Many gas streams, for example natural gas, contain large amounts of acid gases that must be separated from the more valuable components in the gas. Natural gas from well production is used extensively as fuel and as a basic raw material in the petrochemical and other chemical process industries. While the composition of natural gas can vary widely from field to field, many natural gas reservoirs contain relatively low percentages of hydrocarbons (less than 40%, for example) and high percentages of acid gases, principally carbon dioxide, but also hydrogen sulfide, carbonyl sulfide, carbon disulfide, and various mercaptans. Sour gas is a mixture containing hydrogen sulfide, carbon dioxide, and hydrocarbons. Removal of the acid gases from sour gas is desirable to provide conditioned or “sweet” dry natural gas for delivery to a pipeline, natural gas liquids recovery, helium recovery, conversion to liquid natural gas, or nitrogen rejection.
The separated acid gases are available for processing, sequestration, disposal, or for further use.
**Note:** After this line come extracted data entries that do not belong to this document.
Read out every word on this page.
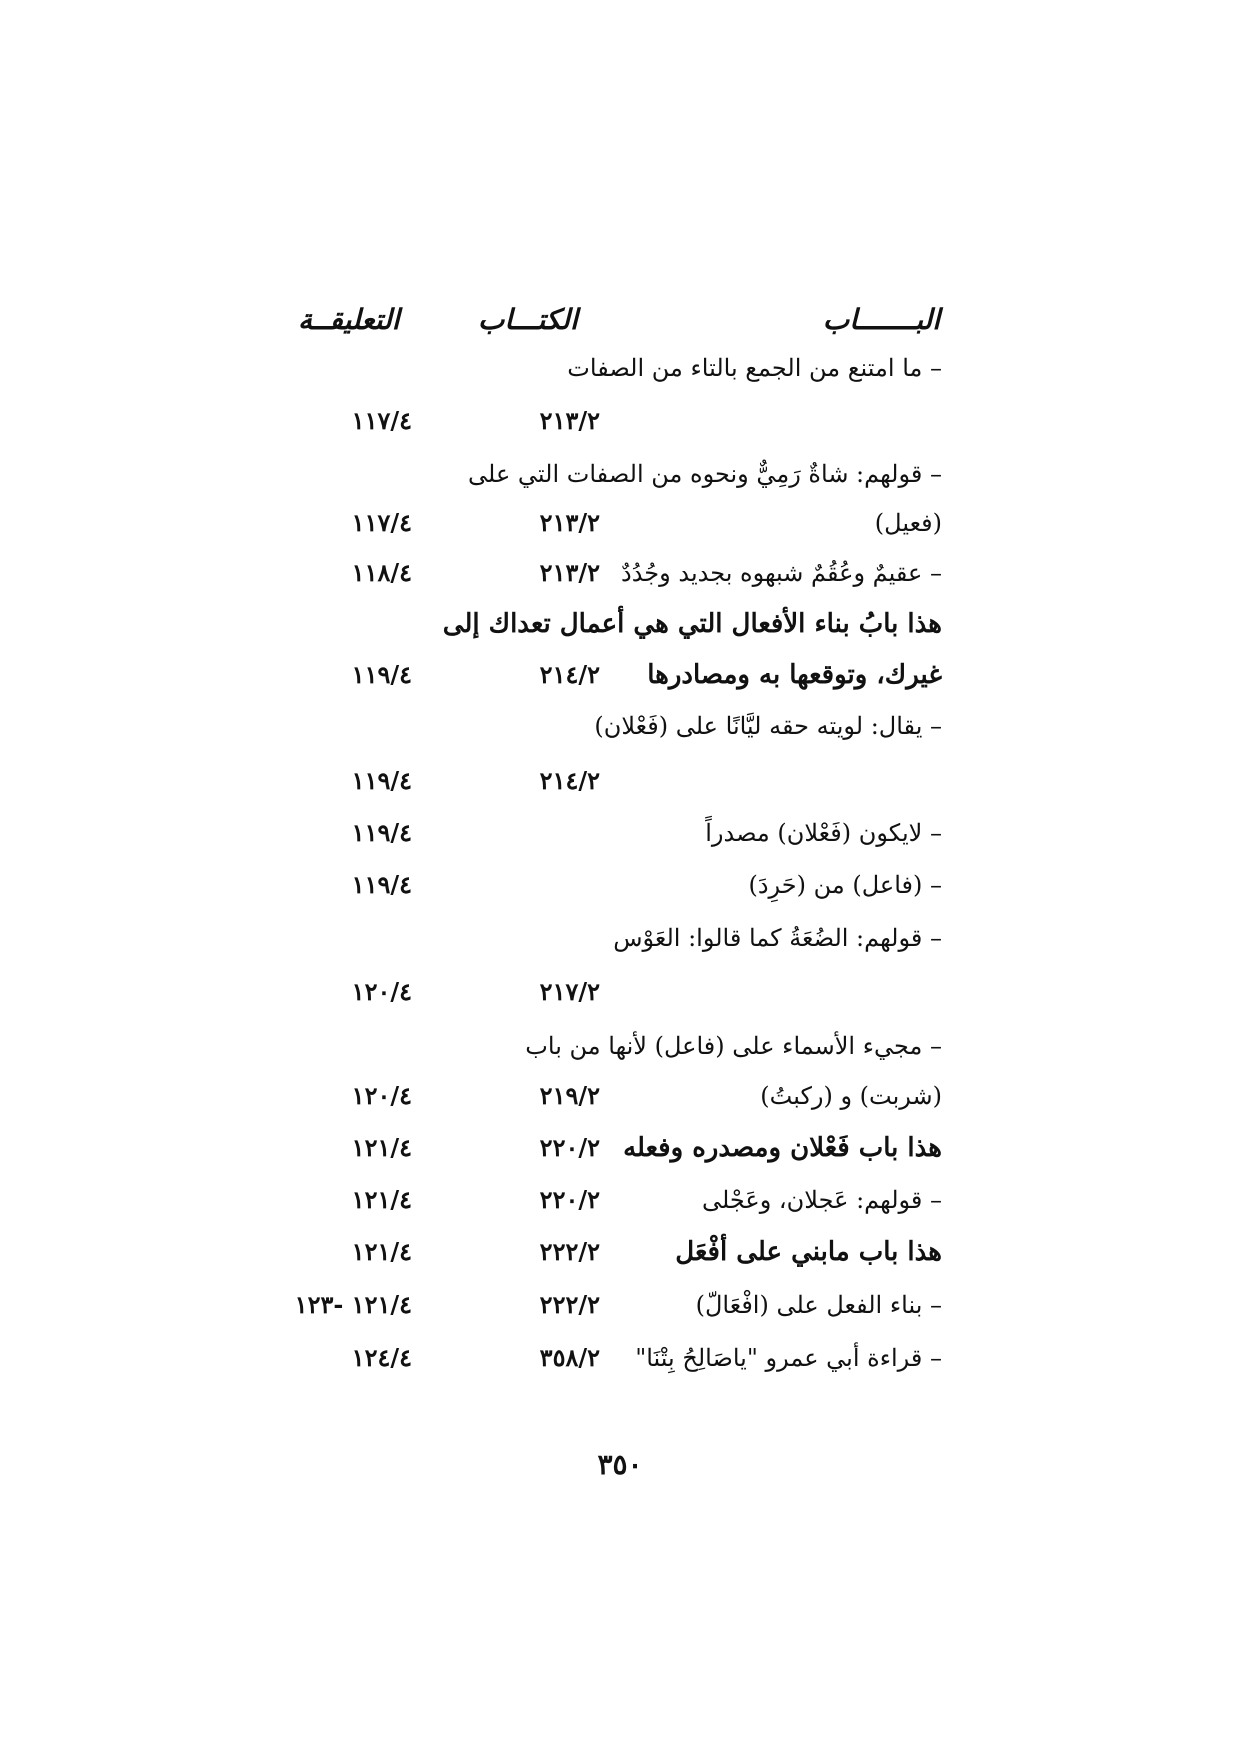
البـــــــاب
الكتـــاب
التعليقــة
– ما امتنع من الجمع بالتاء من الصفات
٢١٣/٢
١١٧/٤
– قولهم: شاةٌ رَمِيٌّ ونحوه من الصفات التي على
(فعيل)
٢١٣/٢
١١٧/٤
– عقيمٌ وعُقُمٌ شبهوه بجديد وجُدُدٌ
٢١٣/٢
١١٨/٤
هذا بابُ بناء الأفعال التي هي أعمال تعداك إلى
غيرك، وتوقعها به ومصادرها
٢١٤/٢
١١٩/٤
– يقال: لويته حقه ليَّانًا على (فَعْلان)
٢١٤/٢
١١٩/٤
– لايكون (فَعْلان) مصدراً
١١٩/٤
– (فاعل) من (حَرِدَ)
١١٩/٤
– قولهم: الضُعَةُ كما قالوا: العَوْس
٢١٧/٢
١٢٠/٤
– مجيء الأسماء على (فاعل) لأنها من باب
(شربت) و (ركبتُ)
٢١٩/٢
١٢٠/٤
هذا باب فَعْلان ومصدره وفعله
٢٢٠/٢
١٢١/٤
– قولهم: عَجلان، وعَجْلى
٢٢٠/٢
١٢١/٤
هذا باب مابني على أفْعَل
٢٢٢/٢
١٢١/٤
– بناء الفعل على (افْعَالّ)
٢٢٢/٢
١٢١/٤ -١٢٣
– قراءة أبي عمرو "ياصَالِحُ بِتْنَا"
٣٥٨/٢
١٢٤/٤
٣٥٠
The acid gases have, for example, been reinjected into a subterranean formation for disposal and into hydrocarbon-bearing formations for hydrocarbon recovery. Acid gas injection (AGI) and sour gas injection (SGI) have been practiced for more than 15 years in onshore applications. Compression and pumping technology may include flows ranging from less than 1 Mscf/d to more than 80 Mscf/d. Pressures range up to 3,200 psi at the surface. The machinery utilized in AGI can be reciprocating compressors, centrifugal compressors and dense phase centrifugal or reciprocating pumps. Pumps are sometimes also combined with compressors to achieve higher injection pressures.
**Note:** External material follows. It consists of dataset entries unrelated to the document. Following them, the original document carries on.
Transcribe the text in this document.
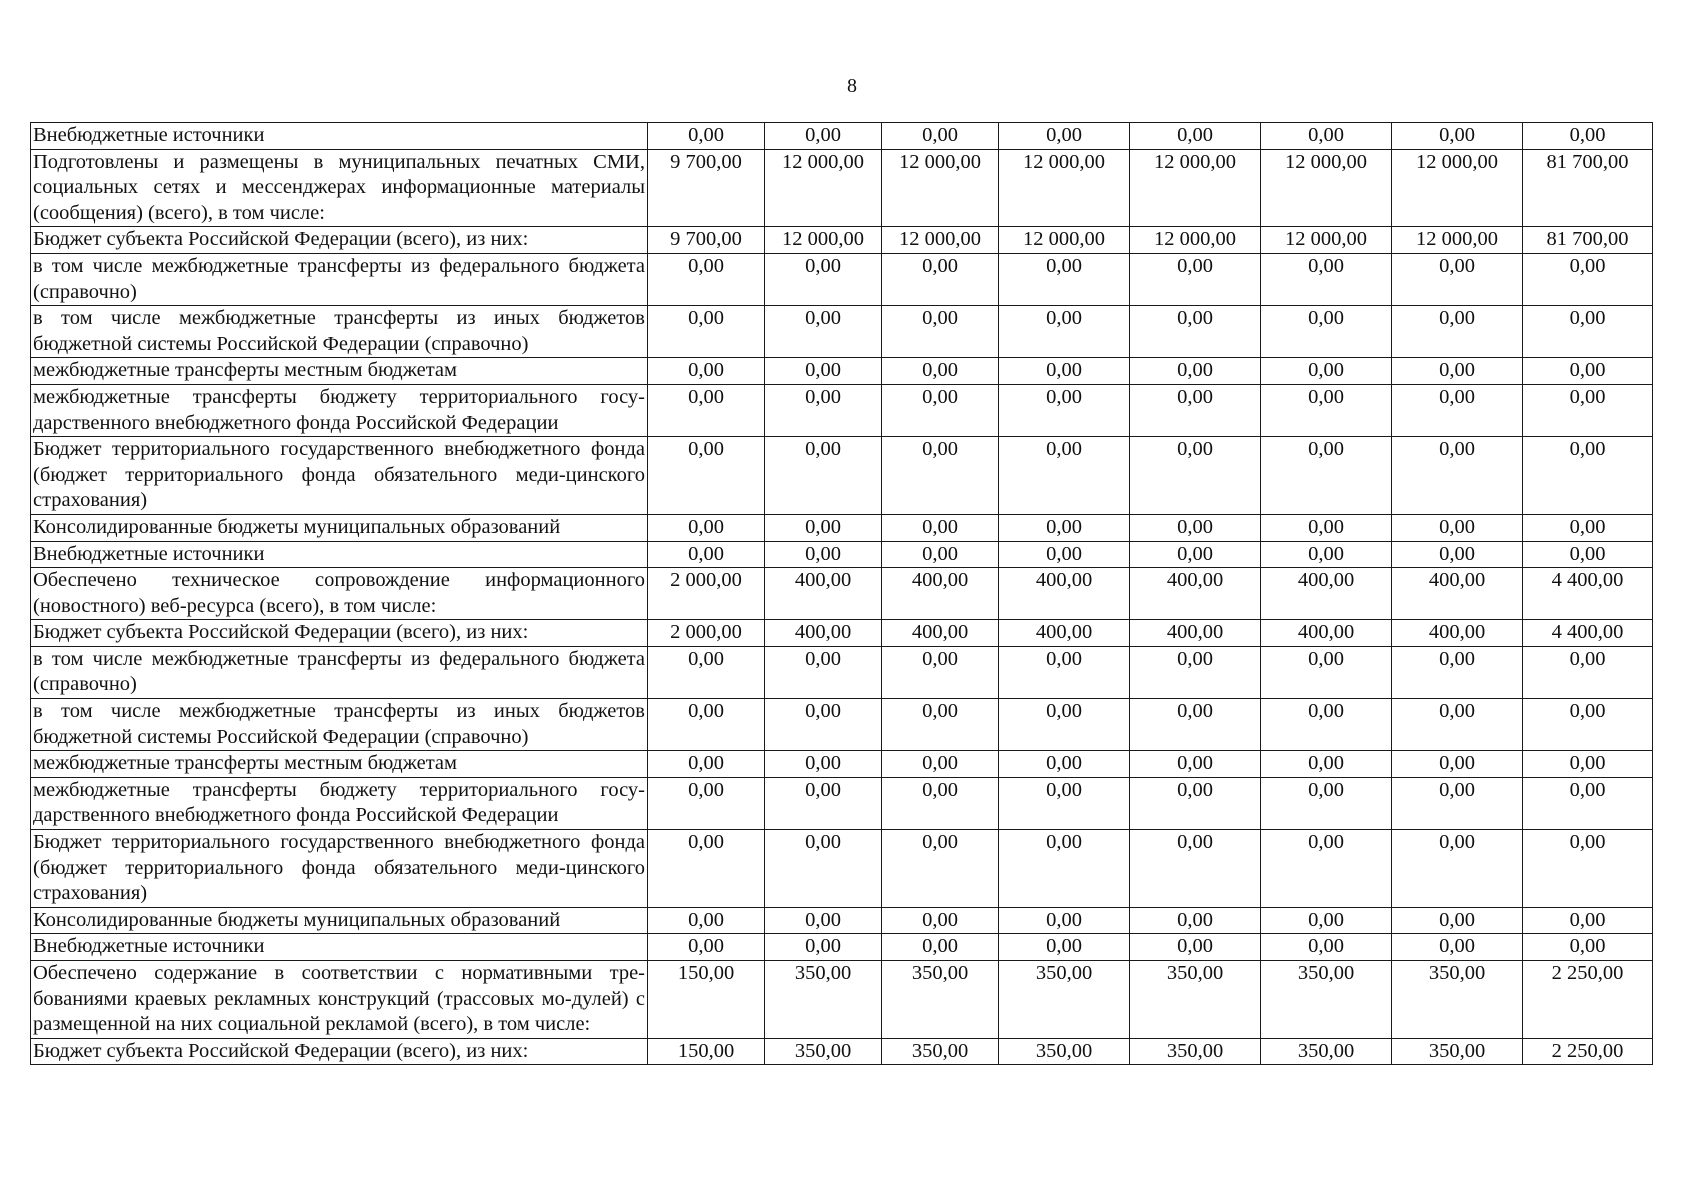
8
Внебюджетные источники	0,00	0,00	0,00	0,00	0,00	0,00	0,00	0,00
Подготовлены и размещены в муниципальных печатных СМИ, социальных сетях и мессенджерах информационные материалы (сообщения) (всего), в том числе:	9 700,00	12 000,00	12 000,00	12 000,00	12 000,00	12 000,00	12 000,00	81 700,00
Бюджет субъекта Российской Федерации (всего), из них:	9 700,00	12 000,00	12 000,00	12 000,00	12 000,00	12 000,00	12 000,00	81 700,00
в том числе межбюджетные трансферты из федерального бюджета (справочно)	0,00	0,00	0,00	0,00	0,00	0,00	0,00	0,00
в том числе межбюджетные трансферты из иных бюджетов бюджетной системы Российской Федерации (справочно)	0,00	0,00	0,00	0,00	0,00	0,00	0,00	0,00
межбюджетные трансферты местным бюджетам	0,00	0,00	0,00	0,00	0,00	0,00	0,00	0,00
межбюджетные трансферты бюджету территориального госу-дарственного внебюджетного фонда Российской Федерации	0,00	0,00	0,00	0,00	0,00	0,00	0,00	0,00
Бюджет территориального государственного внебюджетного фонда (бюджет территориального фонда обязательного меди-цинского страхования)	0,00	0,00	0,00	0,00	0,00	0,00	0,00	0,00
Консолидированные бюджеты муниципальных образований	0,00	0,00	0,00	0,00	0,00	0,00	0,00	0,00
Внебюджетные источники	0,00	0,00	0,00	0,00	0,00	0,00	0,00	0,00
Обеспечено техническое сопровождение информационного (новостного) веб-ресурса (всего), в том числе:	2 000,00	400,00	400,00	400,00	400,00	400,00	400,00	4 400,00
Бюджет субъекта Российской Федерации (всего), из них:	2 000,00	400,00	400,00	400,00	400,00	400,00	400,00	4 400,00
в том числе межбюджетные трансферты из федерального бюджета (справочно)	0,00	0,00	0,00	0,00	0,00	0,00	0,00	0,00
в том числе межбюджетные трансферты из иных бюджетов бюджетной системы Российской Федерации (справочно)	0,00	0,00	0,00	0,00	0,00	0,00	0,00	0,00
межбюджетные трансферты местным бюджетам	0,00	0,00	0,00	0,00	0,00	0,00	0,00	0,00
межбюджетные трансферты бюджету территориального госу-дарственного внебюджетного фонда Российской Федерации	0,00	0,00	0,00	0,00	0,00	0,00	0,00	0,00
Бюджет территориального государственного внебюджетного фонда (бюджет территориального фонда обязательного меди-цинского страхования)	0,00	0,00	0,00	0,00	0,00	0,00	0,00	0,00
Консолидированные бюджеты муниципальных образований	0,00	0,00	0,00	0,00	0,00	0,00	0,00	0,00
Внебюджетные источники	0,00	0,00	0,00	0,00	0,00	0,00	0,00	0,00
Обеспечено содержание в соответствии с нормативными тре-бованиями краевых рекламных конструкций (трассовых мо-дулей) с размещенной на них социальной рекламой (всего), в том числе:	150,00	350,00	350,00	350,00	350,00	350,00	350,00	2 250,00
Бюджет субъекта Российской Федерации (всего), из них:	150,00	350,00	350,00	350,00	350,00	350,00	350,00	2 250,00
Reciprocating and centrifugal compressors have also been used to compress gas containing hydrogen sulfide for sales or injection, both onshore and offshore. Some reciprocating sales gas compressors have been used commercially to compress gas containing up to 1% hydrogen sulfide. In some cases, centrifugal compressors have been used commercially to inject gas containing approximately 5% hydrogen sulfide. Both of these examples utilize gas derived directly from production without an H2S removal process.
Additional information relating to the field of the invention can be found in: P. S. Northrop et al., “Cryogenic Sour Gas Process Attractive for Acid Gas Injection Applications,” Proceedings Annual Convention—Gas Processors Association, 14 Mar. 2004, pp. 1-8; International Patent Application No. WO 2006/132541; and U.S. Pat. No. 6,632,266.
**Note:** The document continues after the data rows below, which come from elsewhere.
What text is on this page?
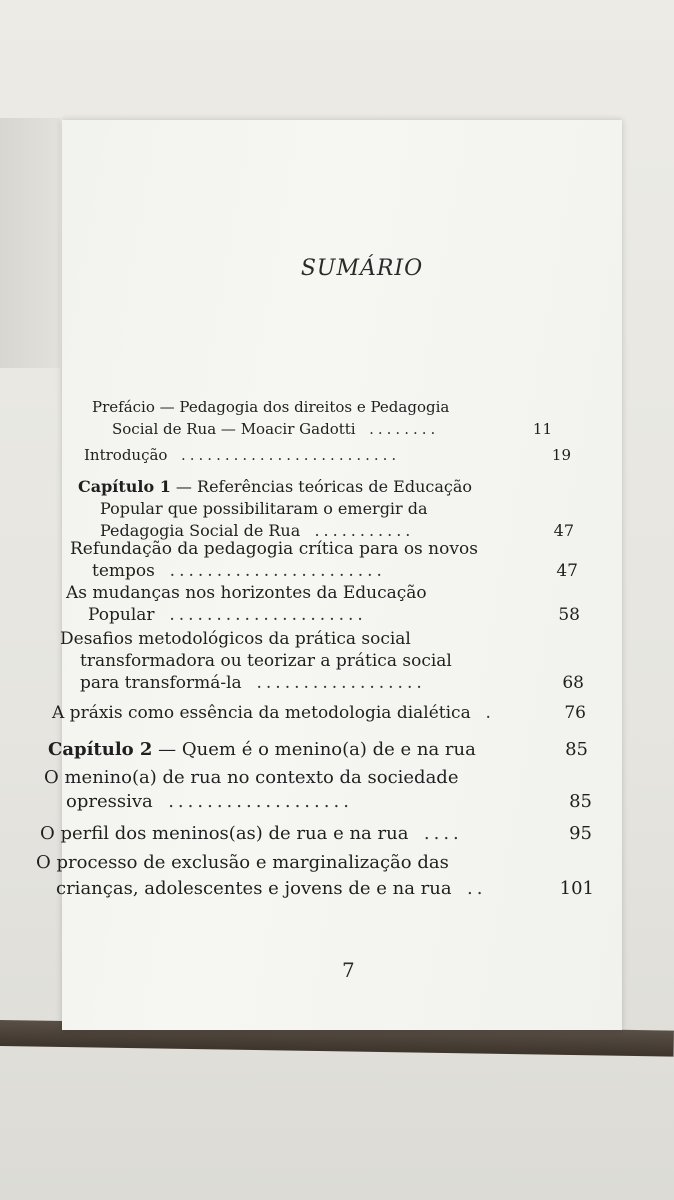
SUMÁRIO
Prefácio — Pedagogia dos direitos e Pedagogia
Social de Rua — Moacir Gadotti  ........	11
Introdução  .........................	19
Capítulo 1 — Referências teóricas de Educação
Popular que possibilitaram o emergir da
Pedagogia Social de Rua  ...........	47
Refundação da pedagogia crítica para os novos
tempos  .......................	47
As mudanças nos horizontes da Educação
Popular  .....................	58
Desafios metodológicos da prática social
transformadora ou teorizar a prática social
para transformá-la  ..................	68
A práxis como essência da metodologia dialética  .	76
Capítulo 2 — Quem é o menino(a) de e na rua	85
O menino(a) de rua no contexto da sociedade
opressiva  ...................	85
O perfil dos meninos(as) de rua e na rua  ....	95
O processo de exclusão e marginalização das
crianças, adolescentes e jovens de e na rua  ..	101
7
Compression of acid and sour gases in an offshore environment has the potential to make new offshore fields viable. However, offshore platforms place unique constraints on the flexibility of operating in any compromised environment. There are limited opportunities for refuge or escape should the atmosphere contain harmful or flammable gases that have been released from the compressor or compression system. This is particularly true in the case of reciprocating compressors which exhibit sudden massive releases of sour gas in certain failure modes. There is a present need to decrease the health and regulatory risks and environmental damage due to unexpected release of acid gases from offshore acid gas compression. There is also a need for processes and systems that optimize the placement of a subsea compressor to further reduce the health and regulatory risks and environmental damage due to unexpected release of acid gases from subsea acid gas compression.